Деревенские считают, что коньяк пахнет клопами. А кто я, если не деревенский?
Мгновенная вспышка, удар током! Крик… Я увидел кленовый листок, прилипший к смертельно-белому надгробию поэта. Рыжий огонек, брызги пламени… Именно в тот момент я понял, как надо писать книги. Реализм, модернизм, символизм… Все неважно и все необязательно! Фабула, сюжет, мотивация поступков героя, законы образа, правда, вымысел. И партийность литературы. Химеры… Выдумка критиков. Валентин Катаев приводит реплику Ивана Бунина: «Ах, какой вздор все эти направления! Кем меня только ни объявляли критики…» Теоретики литературы придумали направления для того, чтобы сортировать писателей. И привязывать к ним бирочки. Как в родильных домах привязывают бирочки с номерами к ножкам новорожденных, чтобы младенцев не перепутали. Классики – Толстой, Чехов, Шолохов, Бунин. Последний – белогвардейский отщепенец, конечно, но классик. Солженицын – классик, но власовец. Астафьев в конце жизни тоже сбился с курса. Верные сыны партии – Фадеев, Гладков, Бабаевский, Вишневский, Шолохов. Некоторых из них Катаев называл Саянскими хребтами. Литераторы-плотники, творцы крепко сбитой прозы – Куприн, Каверин, Казакевич, Пикуль. Их большая часть среди советских писателей. Ну и графоманы. Куда же без них? Дмитрий Веневитинов, родственник Пушкина и сам замечательный поэт – он умер поразительно молодым, заметил: «Многочисленность стихотворцев во всяком народе есть вернейший признак его легкомыслия».

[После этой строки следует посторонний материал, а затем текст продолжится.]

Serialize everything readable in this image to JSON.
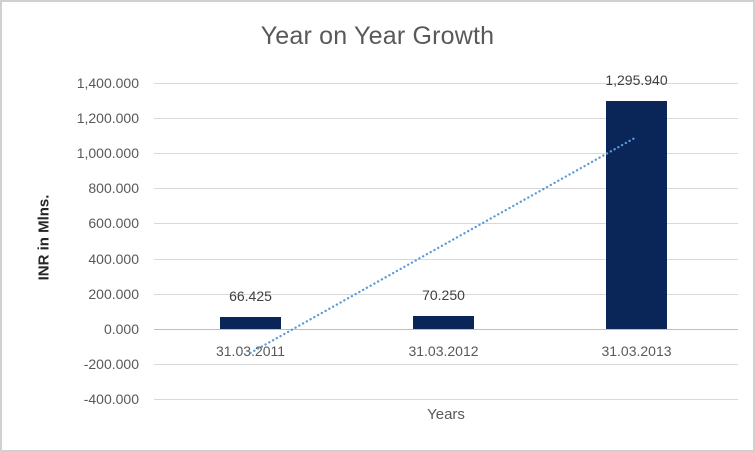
{
  "chart_data": {
    "type": "bar",
    "title": "Year on Year Growth",
    "xlabel": "Years",
    "ylabel": "INR in Mlns.",
    "categories": [
      "31.03.2011",
      "31.03.2012",
      "31.03.2013"
    ],
    "values": [
      66.425,
      70.25,
      1295.94
    ],
    "data_labels": [
      "66.425",
      "70.250",
      "1,295.940"
    ],
    "ylim": [
      -400,
      1400
    ],
    "ytick_step": 200,
    "ytick_labels": [
      "1,400.000",
      "1,200.000",
      "1,000.000",
      "800.000",
      "600.000",
      "400.000",
      "200.000",
      "0.000",
      "-200.000",
      "-400.000"
    ],
    "grid": true,
    "legend": "none",
    "trendline": {
      "type": "linear",
      "style": "dotted",
      "y_at_first_category": -137.22,
      "y_at_last_category": 1092.3
    },
    "colors": {
      "bar": "#0A2557",
      "trendline": "#5B9BD5",
      "gridline": "#D9D9D9",
      "axis_line": "#BFBFBF",
      "title_text": "#595959",
      "tick_text": "#595959",
      "data_label_text": "#404040",
      "axis_title_text": "#262626",
      "border": "#D0D0D0"
    }
  }
}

А еще Бунин вот что сказал…
Впрочем, пока достаточно. Чтобы не захлебнуться в случайностях. С цитатами тоже перебирать нельзя. Их еще будет много в нынешнем опусе. Критический реализм – социалистический реализм, футуризм – акмеизм, Саша Соколов – Венечка Ерофеев… Из той же сортировочно-конвейерной системы. Отдельные писатели со временем выпадали из навязанных реестров. Или кадастров? Куда, например, относить лауреата Сталинской премии Валентина Катаева, который взял и написал «Алмазный мой венец»? И назвал свой метод мовизмом. Шестидесятники, которых Катаев опекал и брал под крыло журнала «Юность», называли его Валюн. А Юрий Карлович Олеша и его почти не понятая современниками книга «Ни дня без строчки»? Анатолий Кузнецов, наконец, с его романом «Бабий Яр».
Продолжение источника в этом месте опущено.